蟹江一平さんは12月には下北沢のライブバー「BAR? CCO」で歌う【写真:山口比佐夫】
蟹江一平さんは12月には下北沢のライブバー「BAR? CCO」で歌う【写真:山口比佐夫】

父の死を境にバラエティに出始めた理由

 青年座養成所に入ってからは音楽を絶って、地道に役者をやっていました。2世俳優なのに2世カードを切ることがどうしても嫌で、拒んで。16年もの長い間売れなくて苦しかったけど、若かったから生意気だったんですよね。それに、職人気質の渋い父と違って僕はよくしゃべって軽薄に見られがちだから、父の存命中にこのキャラを解禁したら迷惑をかける、とも考えたんです。

誰もがアッと驚く夢のタッグ…キャプテン翼とアノ人気ゲームのコラボが実現

 なのに、父が亡くなったとたんテレビに出始めたのは、父が寡黙で自分のことを語らずに死んでしまったから。ファンの方や関係者のみなさんに、父のことを話そうと思ったんです。1年間だけポジティブキャンペーンとして。ところが、バラエティーに出たら止まらなくなりました。それまですごい暇だったのに、家に帰れないぐらい忙しくなっちゃって、しかも、ずっと夢だったMCやナレーションの仕事もできて。でも、いきなり出始めたもんだから、逆に反感を覚えた方もいて……「小出しにしていれば良かった」と後悔しました。

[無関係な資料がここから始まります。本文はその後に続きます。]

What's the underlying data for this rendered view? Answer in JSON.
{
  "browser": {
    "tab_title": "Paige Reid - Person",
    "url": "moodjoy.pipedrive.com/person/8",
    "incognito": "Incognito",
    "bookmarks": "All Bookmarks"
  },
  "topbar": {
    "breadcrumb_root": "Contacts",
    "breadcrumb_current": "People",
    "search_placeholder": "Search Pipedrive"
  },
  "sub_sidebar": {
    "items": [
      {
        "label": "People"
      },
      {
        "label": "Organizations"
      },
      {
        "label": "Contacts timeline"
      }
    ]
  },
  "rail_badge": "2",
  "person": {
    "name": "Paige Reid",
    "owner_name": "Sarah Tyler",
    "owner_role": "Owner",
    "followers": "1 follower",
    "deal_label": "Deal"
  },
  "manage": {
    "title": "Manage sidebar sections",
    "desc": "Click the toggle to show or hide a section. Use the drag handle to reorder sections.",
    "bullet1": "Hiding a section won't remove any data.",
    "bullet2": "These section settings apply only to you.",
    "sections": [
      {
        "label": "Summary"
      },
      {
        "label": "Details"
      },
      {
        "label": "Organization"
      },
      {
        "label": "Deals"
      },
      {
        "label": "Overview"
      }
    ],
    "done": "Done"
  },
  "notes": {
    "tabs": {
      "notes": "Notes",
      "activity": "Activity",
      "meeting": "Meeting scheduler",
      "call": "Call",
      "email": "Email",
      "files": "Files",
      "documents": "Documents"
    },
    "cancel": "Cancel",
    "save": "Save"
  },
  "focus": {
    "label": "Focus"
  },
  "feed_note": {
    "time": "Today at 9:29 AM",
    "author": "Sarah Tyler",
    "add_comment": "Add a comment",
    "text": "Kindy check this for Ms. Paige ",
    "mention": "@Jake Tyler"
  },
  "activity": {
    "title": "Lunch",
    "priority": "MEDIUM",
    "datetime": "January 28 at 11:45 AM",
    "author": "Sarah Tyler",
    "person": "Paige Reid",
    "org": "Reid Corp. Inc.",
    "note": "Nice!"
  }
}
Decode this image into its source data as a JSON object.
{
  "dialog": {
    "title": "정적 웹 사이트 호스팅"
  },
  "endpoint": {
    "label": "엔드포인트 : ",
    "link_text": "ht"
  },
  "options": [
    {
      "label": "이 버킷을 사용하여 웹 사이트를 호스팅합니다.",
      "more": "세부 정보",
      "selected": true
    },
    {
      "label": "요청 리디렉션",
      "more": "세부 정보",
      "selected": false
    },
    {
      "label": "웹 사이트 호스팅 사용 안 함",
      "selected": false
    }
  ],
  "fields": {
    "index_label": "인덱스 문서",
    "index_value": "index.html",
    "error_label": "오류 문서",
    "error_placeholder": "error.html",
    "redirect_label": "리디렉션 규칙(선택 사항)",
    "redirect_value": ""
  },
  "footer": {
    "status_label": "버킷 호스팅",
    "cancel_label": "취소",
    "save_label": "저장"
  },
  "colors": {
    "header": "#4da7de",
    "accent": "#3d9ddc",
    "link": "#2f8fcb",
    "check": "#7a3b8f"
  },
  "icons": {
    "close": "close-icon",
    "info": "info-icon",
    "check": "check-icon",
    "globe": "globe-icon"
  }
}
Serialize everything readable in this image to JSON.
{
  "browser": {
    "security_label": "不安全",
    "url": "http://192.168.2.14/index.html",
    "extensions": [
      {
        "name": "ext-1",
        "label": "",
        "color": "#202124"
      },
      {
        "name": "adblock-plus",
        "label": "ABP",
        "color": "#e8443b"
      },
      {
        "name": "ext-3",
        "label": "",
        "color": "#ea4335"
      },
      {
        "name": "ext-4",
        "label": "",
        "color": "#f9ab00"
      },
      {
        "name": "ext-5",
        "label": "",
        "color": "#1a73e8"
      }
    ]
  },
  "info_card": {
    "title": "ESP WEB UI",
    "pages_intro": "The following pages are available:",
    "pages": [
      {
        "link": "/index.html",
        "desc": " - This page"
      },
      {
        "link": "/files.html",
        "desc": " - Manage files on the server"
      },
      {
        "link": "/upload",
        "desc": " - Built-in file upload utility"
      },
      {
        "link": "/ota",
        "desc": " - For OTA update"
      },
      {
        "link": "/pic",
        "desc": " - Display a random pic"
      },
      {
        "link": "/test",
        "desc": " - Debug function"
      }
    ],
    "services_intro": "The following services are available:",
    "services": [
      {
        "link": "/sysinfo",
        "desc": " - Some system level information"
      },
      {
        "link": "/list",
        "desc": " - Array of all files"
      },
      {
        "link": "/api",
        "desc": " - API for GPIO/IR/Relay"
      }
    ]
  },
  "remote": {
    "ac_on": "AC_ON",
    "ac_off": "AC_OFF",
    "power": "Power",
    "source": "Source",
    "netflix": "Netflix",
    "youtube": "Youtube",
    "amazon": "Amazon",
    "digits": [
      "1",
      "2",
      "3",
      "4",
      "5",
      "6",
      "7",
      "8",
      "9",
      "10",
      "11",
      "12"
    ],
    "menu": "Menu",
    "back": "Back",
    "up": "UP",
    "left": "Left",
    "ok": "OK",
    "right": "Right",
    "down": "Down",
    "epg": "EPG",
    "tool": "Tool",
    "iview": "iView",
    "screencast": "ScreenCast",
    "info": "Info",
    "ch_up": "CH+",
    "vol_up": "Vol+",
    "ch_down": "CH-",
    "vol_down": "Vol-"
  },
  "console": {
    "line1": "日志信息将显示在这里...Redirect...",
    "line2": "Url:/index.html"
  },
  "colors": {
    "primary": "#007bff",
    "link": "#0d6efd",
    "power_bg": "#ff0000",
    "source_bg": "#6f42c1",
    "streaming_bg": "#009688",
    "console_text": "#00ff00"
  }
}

 父と役者として共演できなかったのも残念でしたね。69歳で亡くなるなんて、しかもがんと診断されてから3か月で逝ってしまうとは思わなくて……。そばで見ていても、父はやはりすごい役者でした。普段、家にいるときはソファで台本を見ながらずっとブツブツ言っていて、夜になると大好きなジャイアンツ戦のテレビ中継を観るのが楽しみなだけの人なのに、ドラマや映画ではすごい情熱を見せる。家での父と別人すぎて、同じ人だと思えないぐらいでした。

「恥をかきながら泥臭い下積みからやっていきたい」

 自分の天職を見つけた父を、1人の男としてすごく羨ましい。僕はまだまだ自分探しをしているようなもの。10代のときはできなかった曲作りを3年前から少しずつ始めて、ライブハウスに足を運ぶうち、僕もあちら側に立ってみたい、ずっと封印していた音楽にもう1回挑戦したいな、と思い始めてしまったんです。曲を地道に手作りし、周りの人たちと顔を合わせてディスカッションし、自分で営業もやって、小さなハコ(ライブ会場)から少しずつお客さんを増やして大きなハコにして……というプロセスに挑戦したい。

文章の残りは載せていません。